Class PostalTagger

All Implemented Interfaces:
Closeable, AutoCloseable, org.opensextant.data.MatchSchema, org.opensextant.extraction.Extractor

public class PostalTagger extends GazetteerMatcher implements org.opensextant.data.MatchSchema, org.opensextant.extraction.Extractor
Postal Tagger tags and returns any alphanumeric token or phrase that resembles postal codes and abbreviations. This includes simple filter rules, and nothing attempting geocoding.
Author:
ubaldino
  • Field Details

  • Constructor Details

    • PostalTagger

      public PostalTagger() throws org.opensextant.ConfigException
      Throws:
      org.opensextant.ConfigException
  • Method Details

    • getName

      public String getName()
      Specified by:
      getName in interface org.opensextant.extraction.Extractor
    • getCoreName

      public String getCoreName()
      Description copied from class: SolrMatcherSupport
      Be explicit about the solr core to use for tagging.
      Overrides:
      getCoreName in class GazetteerMatcher
      Returns:
      the core name
    • configure

      public void configure()
      Specified by:
      configure in interface org.opensextant.extraction.Extractor
    • configure

      public void configure(String patfile) throws org.opensextant.ConfigException
      Specified by:
      configure in interface org.opensextant.extraction.Extractor
      Throws:
      org.opensextant.ConfigException
    • configure

      public void configure(URL patfile) throws org.opensextant.ConfigException
      Specified by:
      configure in interface org.opensextant.extraction.Extractor
      Throws:
      org.opensextant.ConfigException
    • extract

      public List<org.opensextant.extraction.TextMatch> extract(org.opensextant.data.TextInput input) throws org.opensextant.extraction.ExtractionException
      Tag, choose location if possible and emit an array of text matches.

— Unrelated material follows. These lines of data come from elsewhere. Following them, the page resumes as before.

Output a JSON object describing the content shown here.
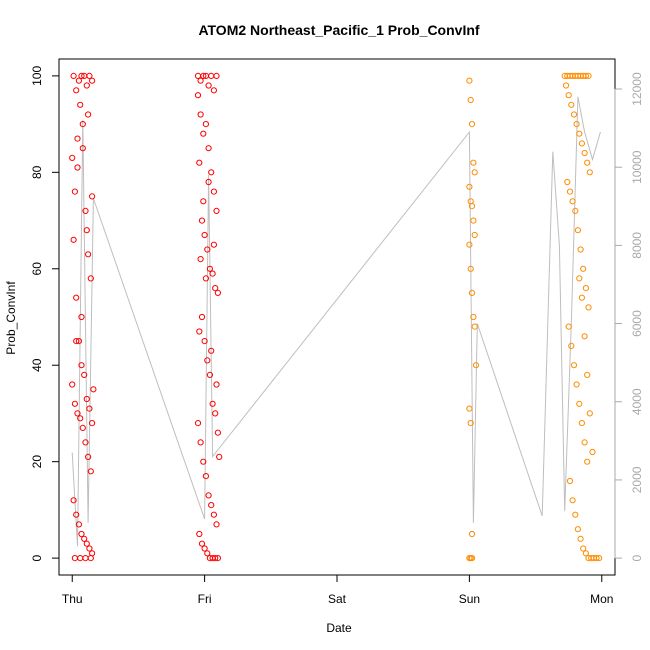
{
  "chart_data": {
    "type": "scatter",
    "title": "ATOM2 Northeast_Pacific_1 Prob_ConvInf",
    "xlabel": "Date",
    "ylabel": "Prob_ConvInf",
    "x_ticks": [
      "Thu",
      "Fri",
      "Sat",
      "Sun",
      "Mon"
    ],
    "x_range_days": [
      -0.1,
      4.1
    ],
    "ylim": [
      -3.5,
      103.5
    ],
    "y_ticks": [
      0,
      20,
      40,
      60,
      80,
      100
    ],
    "y2lim": [
      -432,
      12768
    ],
    "y2_ticks": [
      0,
      2000,
      4000,
      6000,
      8000,
      10000,
      12000
    ],
    "colors": {
      "series_a": "#ff0000",
      "series_b": "#ff8c00",
      "line": "#bebebe",
      "right_axis": "#a9a9a9"
    },
    "grey_line": {
      "x": [
        0.0,
        0.04,
        0.08,
        0.12,
        0.16,
        1.0,
        1.03,
        1.06,
        3.0,
        3.03,
        3.06,
        3.55,
        3.63,
        3.68,
        3.72,
        3.77,
        3.82,
        3.87,
        3.93,
        3.99
      ],
      "y": [
        2700,
        300,
        11200,
        900,
        9200,
        1000,
        9800,
        2600,
        10900,
        900,
        6000,
        1080,
        10400,
        8000,
        1200,
        6000,
        11800,
        10900,
        10200,
        10900
      ]
    },
    "series": [
      {
        "name": "red",
        "color": "#ff0000",
        "points": [
          [
            0.01,
            100
          ],
          [
            0.03,
            97
          ],
          [
            0.05,
            99
          ],
          [
            0.07,
            100
          ],
          [
            0.09,
            100
          ],
          [
            0.11,
            98
          ],
          [
            0.13,
            100
          ],
          [
            0.15,
            99
          ],
          [
            0.0,
            83
          ],
          [
            0.02,
            76
          ],
          [
            0.04,
            87
          ],
          [
            0.06,
            94
          ],
          [
            0.08,
            85
          ],
          [
            0.1,
            72
          ],
          [
            0.12,
            63
          ],
          [
            0.14,
            58
          ],
          [
            0.01,
            66
          ],
          [
            0.03,
            54
          ],
          [
            0.05,
            45
          ],
          [
            0.07,
            40
          ],
          [
            0.09,
            38
          ],
          [
            0.11,
            33
          ],
          [
            0.13,
            31
          ],
          [
            0.15,
            28
          ],
          [
            0.0,
            36
          ],
          [
            0.02,
            32
          ],
          [
            0.04,
            30
          ],
          [
            0.06,
            29
          ],
          [
            0.08,
            27
          ],
          [
            0.1,
            24
          ],
          [
            0.12,
            21
          ],
          [
            0.14,
            18
          ],
          [
            0.01,
            12
          ],
          [
            0.03,
            9
          ],
          [
            0.05,
            7
          ],
          [
            0.07,
            5
          ],
          [
            0.09,
            4
          ],
          [
            0.11,
            3
          ],
          [
            0.13,
            2
          ],
          [
            0.15,
            1
          ],
          [
            0.02,
            0
          ],
          [
            0.06,
            0
          ],
          [
            0.1,
            0
          ],
          [
            0.14,
            0
          ],
          [
            0.03,
            45
          ],
          [
            0.07,
            50
          ],
          [
            0.11,
            68
          ],
          [
            0.15,
            75
          ],
          [
            0.04,
            81
          ],
          [
            0.08,
            90
          ],
          [
            0.12,
            92
          ],
          [
            0.16,
            35
          ],
          [
            0.95,
            100
          ],
          [
            0.97,
            99
          ],
          [
            0.99,
            100
          ],
          [
            1.01,
            100
          ],
          [
            1.03,
            98
          ],
          [
            1.05,
            100
          ],
          [
            1.07,
            97
          ],
          [
            1.09,
            100
          ],
          [
            0.95,
            96
          ],
          [
            0.97,
            92
          ],
          [
            0.99,
            88
          ],
          [
            1.01,
            90
          ],
          [
            1.03,
            85
          ],
          [
            1.05,
            80
          ],
          [
            1.07,
            76
          ],
          [
            1.09,
            72
          ],
          [
            0.96,
            82
          ],
          [
            0.98,
            70
          ],
          [
            1.0,
            67
          ],
          [
            1.02,
            64
          ],
          [
            1.04,
            60
          ],
          [
            1.06,
            59
          ],
          [
            1.08,
            56
          ],
          [
            1.1,
            55
          ],
          [
            0.96,
            47
          ],
          [
            0.98,
            50
          ],
          [
            1.0,
            45
          ],
          [
            1.02,
            41
          ],
          [
            1.04,
            38
          ],
          [
            1.06,
            32
          ],
          [
            1.08,
            30
          ],
          [
            1.1,
            26
          ],
          [
            0.95,
            28
          ],
          [
            0.97,
            24
          ],
          [
            0.99,
            20
          ],
          [
            1.01,
            17
          ],
          [
            1.03,
            13
          ],
          [
            1.05,
            11
          ],
          [
            1.07,
            9
          ],
          [
            1.09,
            7
          ],
          [
            0.96,
            5
          ],
          [
            0.98,
            3
          ],
          [
            1.0,
            2
          ],
          [
            1.02,
            1
          ],
          [
            1.04,
            0
          ],
          [
            1.06,
            0
          ],
          [
            1.08,
            0
          ],
          [
            1.1,
            0
          ],
          [
            0.97,
            62
          ],
          [
            1.01,
            58
          ],
          [
            1.05,
            43
          ],
          [
            1.09,
            36
          ],
          [
            0.99,
            74
          ],
          [
            1.03,
            78
          ],
          [
            1.07,
            65
          ],
          [
            1.11,
            21
          ]
        ]
      },
      {
        "name": "orange",
        "color": "#ff8c00",
        "points": [
          [
            3.0,
            99
          ],
          [
            3.01,
            95
          ],
          [
            3.02,
            90
          ],
          [
            3.03,
            82
          ],
          [
            3.04,
            80
          ],
          [
            3.0,
            77
          ],
          [
            3.01,
            74
          ],
          [
            3.02,
            73
          ],
          [
            3.03,
            70
          ],
          [
            3.04,
            67
          ],
          [
            3.0,
            65
          ],
          [
            3.01,
            60
          ],
          [
            3.02,
            55
          ],
          [
            3.03,
            50
          ],
          [
            3.04,
            48
          ],
          [
            3.05,
            40
          ],
          [
            3.0,
            31
          ],
          [
            3.01,
            28
          ],
          [
            3.02,
            5
          ],
          [
            3.0,
            0
          ],
          [
            3.01,
            0
          ],
          [
            3.02,
            0
          ],
          [
            3.72,
            100
          ],
          [
            3.74,
            100
          ],
          [
            3.76,
            100
          ],
          [
            3.78,
            100
          ],
          [
            3.8,
            100
          ],
          [
            3.82,
            100
          ],
          [
            3.84,
            100
          ],
          [
            3.86,
            100
          ],
          [
            3.88,
            100
          ],
          [
            3.9,
            100
          ],
          [
            3.73,
            98
          ],
          [
            3.75,
            96
          ],
          [
            3.77,
            94
          ],
          [
            3.79,
            92
          ],
          [
            3.81,
            90
          ],
          [
            3.83,
            88
          ],
          [
            3.85,
            86
          ],
          [
            3.87,
            84
          ],
          [
            3.89,
            82
          ],
          [
            3.91,
            80
          ],
          [
            3.74,
            78
          ],
          [
            3.76,
            76
          ],
          [
            3.78,
            74
          ],
          [
            3.8,
            72
          ],
          [
            3.82,
            68
          ],
          [
            3.84,
            64
          ],
          [
            3.86,
            60
          ],
          [
            3.88,
            56
          ],
          [
            3.9,
            52
          ],
          [
            3.75,
            48
          ],
          [
            3.77,
            44
          ],
          [
            3.79,
            40
          ],
          [
            3.81,
            36
          ],
          [
            3.83,
            32
          ],
          [
            3.85,
            28
          ],
          [
            3.87,
            24
          ],
          [
            3.89,
            20
          ],
          [
            3.76,
            16
          ],
          [
            3.78,
            12
          ],
          [
            3.8,
            9
          ],
          [
            3.82,
            6
          ],
          [
            3.84,
            4
          ],
          [
            3.86,
            2
          ],
          [
            3.88,
            1
          ],
          [
            3.9,
            0
          ],
          [
            3.92,
            0
          ],
          [
            3.94,
            0
          ],
          [
            3.96,
            0
          ],
          [
            3.98,
            0
          ],
          [
            3.83,
            58
          ],
          [
            3.85,
            54
          ],
          [
            3.87,
            46
          ],
          [
            3.89,
            38
          ],
          [
            3.91,
            30
          ],
          [
            3.93,
            22
          ]
        ]
      }
    ]
  }
}
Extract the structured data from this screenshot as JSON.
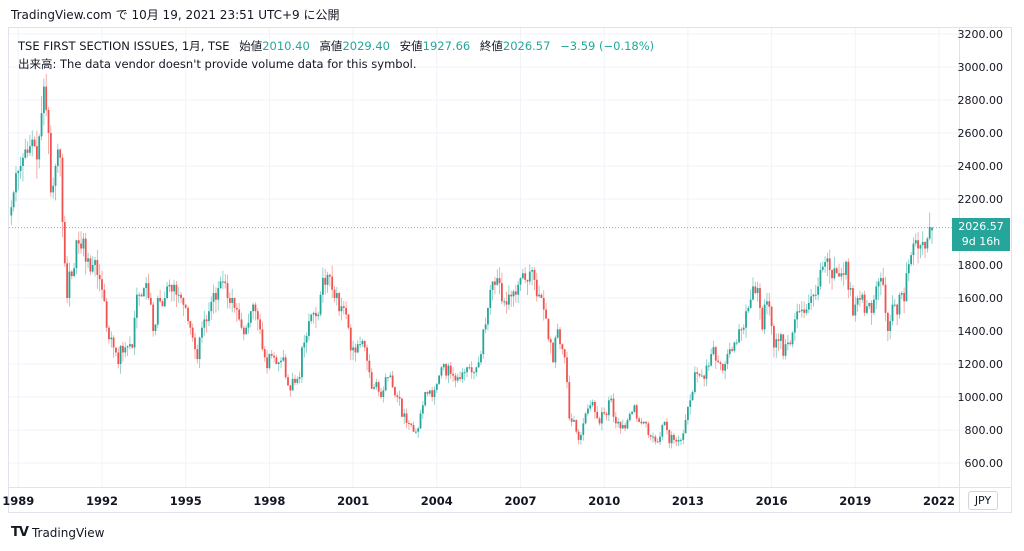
{
  "published": "TradingView.com で 10月 19, 2021 23:51 UTC+9 に公開",
  "legend": {
    "symbol": "TSE FIRST SECTION ISSUES, 1月, TSE",
    "open_label": "始値",
    "open": "2010.40",
    "high_label": "高値",
    "high": "2029.40",
    "low_label": "安値",
    "low": "1927.66",
    "close_label": "終値",
    "close": "2026.57",
    "change": "−3.59 (−0.18%)",
    "volume_note": "出来高: The data vendor doesn't provide volume data for this symbol."
  },
  "currency": "JPY",
  "last_price": {
    "value": "2026.57",
    "countdown": "9d 16h"
  },
  "brand": "TradingView",
  "colors": {
    "up": "#26a69a",
    "down": "#ef5350",
    "grid": "#f0f3fa",
    "text": "#131722"
  },
  "chart_data": {
    "type": "candlestick",
    "title": "TSE FIRST SECTION ISSUES, 1月, TSE",
    "interval": "monthly",
    "start": [
      1988,
      10
    ],
    "ylim": [
      560,
      3240
    ],
    "y_ticks": [
      "3200.00",
      "3000.00",
      "2800.00",
      "2600.00",
      "2400.00",
      "2200.00",
      "1800.00",
      "1600.00",
      "1400.00",
      "1200.00",
      "1000.00",
      "800.00",
      "600.00"
    ],
    "x_ticks": [
      "1989",
      "1992",
      "1995",
      "1998",
      "2001",
      "2004",
      "2007",
      "2010",
      "2013",
      "2016",
      "2019",
      "2022"
    ],
    "last_candle": {
      "open": 2010.4,
      "high": 2029.4,
      "low": 1927.66,
      "close": 2026.57
    },
    "closes": {
      "1988": [
        2150,
        2240,
        2357
      ],
      "1989": [
        2370,
        2400,
        2450,
        2500,
        2480,
        2520,
        2560,
        2520,
        2440,
        2580,
        2720,
        2881
      ],
      "1990": [
        2740,
        2600,
        2240,
        2280,
        2400,
        2500,
        2450,
        2060,
        1810,
        1600,
        1760,
        1733
      ],
      "1991": [
        1780,
        1950,
        1930,
        1900,
        1960,
        1820,
        1840,
        1760,
        1800,
        1830,
        1740,
        1714
      ],
      "1992": [
        1650,
        1580,
        1420,
        1350,
        1360,
        1300,
        1270,
        1200,
        1310,
        1270,
        1300,
        1307
      ],
      "1993": [
        1320,
        1300,
        1480,
        1620,
        1620,
        1610,
        1660,
        1690,
        1600,
        1560,
        1400,
        1439
      ],
      "1994": [
        1600,
        1580,
        1550,
        1600,
        1670,
        1680,
        1640,
        1680,
        1620,
        1620,
        1600,
        1559
      ],
      "1995": [
        1540,
        1460,
        1420,
        1360,
        1290,
        1230,
        1360,
        1420,
        1470,
        1460,
        1520,
        1577
      ],
      "1996": [
        1630,
        1590,
        1660,
        1700,
        1700,
        1690,
        1600,
        1570,
        1600,
        1540,
        1530,
        1470
      ],
      "1997": [
        1420,
        1380,
        1420,
        1450,
        1520,
        1560,
        1520,
        1470,
        1410,
        1290,
        1240,
        1175
      ],
      "1998": [
        1260,
        1250,
        1240,
        1200,
        1210,
        1220,
        1240,
        1120,
        1070,
        1040,
        1110,
        1086
      ],
      "1999": [
        1110,
        1120,
        1300,
        1330,
        1370,
        1460,
        1500,
        1510,
        1490,
        1500,
        1620,
        1722
      ],
      "2000": [
        1680,
        1740,
        1730,
        1650,
        1600,
        1630,
        1520,
        1550,
        1540,
        1500,
        1420,
        1283
      ],
      "2001": [
        1300,
        1270,
        1320,
        1320,
        1340,
        1300,
        1220,
        1150,
        1050,
        1060,
        1090,
        1032
      ],
      "2002": [
        1000,
        1040,
        1120,
        1120,
        1130,
        1060,
        1010,
        1000,
        990,
        880,
        900,
        843
      ],
      "2003": [
        840,
        830,
        790,
        790,
        810,
        900,
        950,
        1030,
        1020,
        1040,
        1000,
        1043
      ],
      "2004": [
        1080,
        1130,
        1180,
        1200,
        1130,
        1190,
        1140,
        1130,
        1100,
        1120,
        1110,
        1149
      ],
      "2005": [
        1150,
        1180,
        1180,
        1150,
        1150,
        1180,
        1210,
        1260,
        1410,
        1440,
        1540,
        1649
      ],
      "2006": [
        1700,
        1680,
        1720,
        1690,
        1580,
        1580,
        1560,
        1620,
        1610,
        1640,
        1620,
        1681
      ],
      "2007": [
        1720,
        1750,
        1710,
        1700,
        1760,
        1770,
        1710,
        1610,
        1620,
        1600,
        1530,
        1475
      ],
      "2008": [
        1350,
        1330,
        1210,
        1360,
        1410,
        1320,
        1290,
        1240,
        1090,
        870,
        850,
        860
      ],
      "2009": [
        790,
        740,
        770,
        840,
        900,
        930,
        950,
        970,
        910,
        870,
        840,
        908
      ],
      "2010": [
        900,
        890,
        980,
        990,
        880,
        840,
        850,
        810,
        830,
        810,
        860,
        898
      ],
      "2011": [
        910,
        950,
        870,
        850,
        840,
        850,
        840,
        770,
        760,
        760,
        730,
        728
      ],
      "2012": [
        760,
        830,
        850,
        800,
        720,
        770,
        740,
        730,
        740,
        740,
        780,
        860
      ],
      "2013": [
        940,
        980,
        1030,
        1150,
        1140,
        1130,
        1130,
        1110,
        1190,
        1190,
        1260,
        1302
      ],
      "2014": [
        1220,
        1210,
        1200,
        1160,
        1200,
        1260,
        1290,
        1280,
        1330,
        1330,
        1410,
        1408
      ],
      "2015": [
        1420,
        1520,
        1540,
        1590,
        1670,
        1630,
        1660,
        1540,
        1410,
        1560,
        1580,
        1547
      ],
      "2016": [
        1430,
        1300,
        1350,
        1340,
        1380,
        1250,
        1320,
        1330,
        1320,
        1390,
        1470,
        1519
      ],
      "2017": [
        1520,
        1530,
        1510,
        1530,
        1570,
        1610,
        1620,
        1620,
        1670,
        1770,
        1790,
        1818
      ],
      "2018": [
        1840,
        1770,
        1720,
        1780,
        1750,
        1730,
        1750,
        1740,
        1820,
        1650,
        1660,
        1494
      ],
      "2019": [
        1560,
        1600,
        1590,
        1620,
        1510,
        1550,
        1570,
        1510,
        1590,
        1670,
        1700,
        1721
      ],
      "2020": [
        1680,
        1510,
        1400,
        1460,
        1560,
        1560,
        1500,
        1620,
        1630,
        1580,
        1750,
        1805
      ],
      "2021": [
        1860,
        1930,
        1950,
        1900,
        1920,
        1940,
        1900,
        1960,
        2030,
        2026.57
      ]
    }
  }
}
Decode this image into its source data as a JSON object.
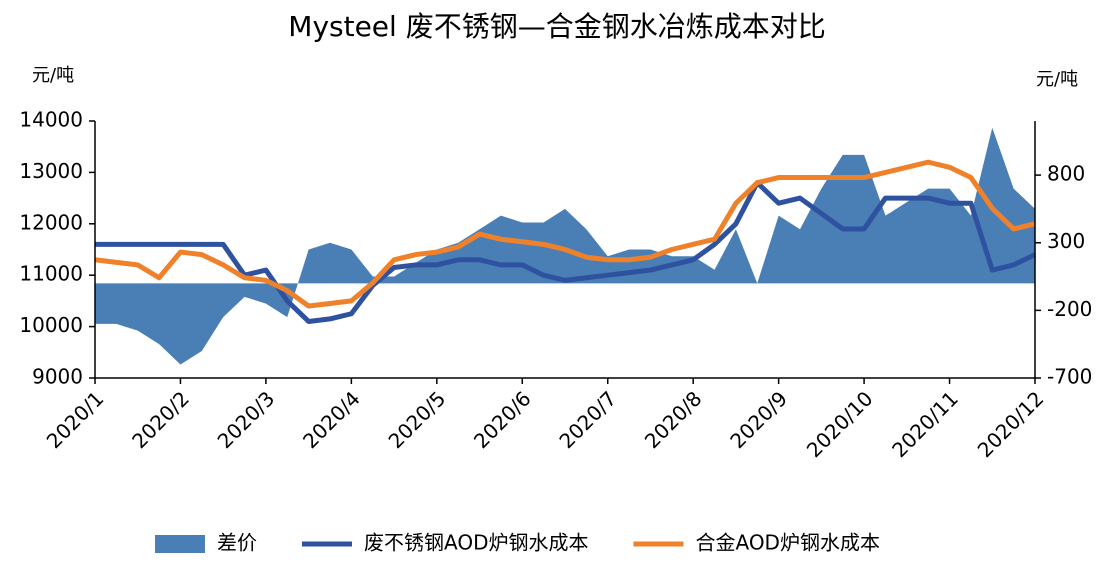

      INPUT: Free text that may have postal addresses.

      OUTPUT: TextMatch array of all possible postal codes that pass trivial noise filters.

      Specified by:
      extract in interface org.opensextant.extraction.Extractor
      Parameters:
      input - TextInput
      Returns:
      array of TextMatch
      Throws:
      org.opensextant.extraction.ExtractionException - if extraction fails (Solr or Lucene errors) or rules mechanics.
    • extract

      public List<org.opensextant.extraction.TextMatch> extract(String input) throws org.opensextant.extraction.ExtractionException
      Specified by:
      extract in interface org.opensextant.extraction.Extractor
      Throws:
      org.opensextant.extraction.ExtractionException
    • cleanup

      public void cleanup()
      Very simple resource reporting and cleanup.
      Specified by:
      cleanup in interface org.opensextant.extraction.Extractor
    • setMinLen

      public void setMinLen(int l)
      Override the default MIN_LEN=4 length for a postal code. Any textmatch with length < this length will be filtered out. Postal codes in CA, FO, GB, GG, IE, IM, IS, JE, MT all have postal codes that are 2 or 3 alphanum.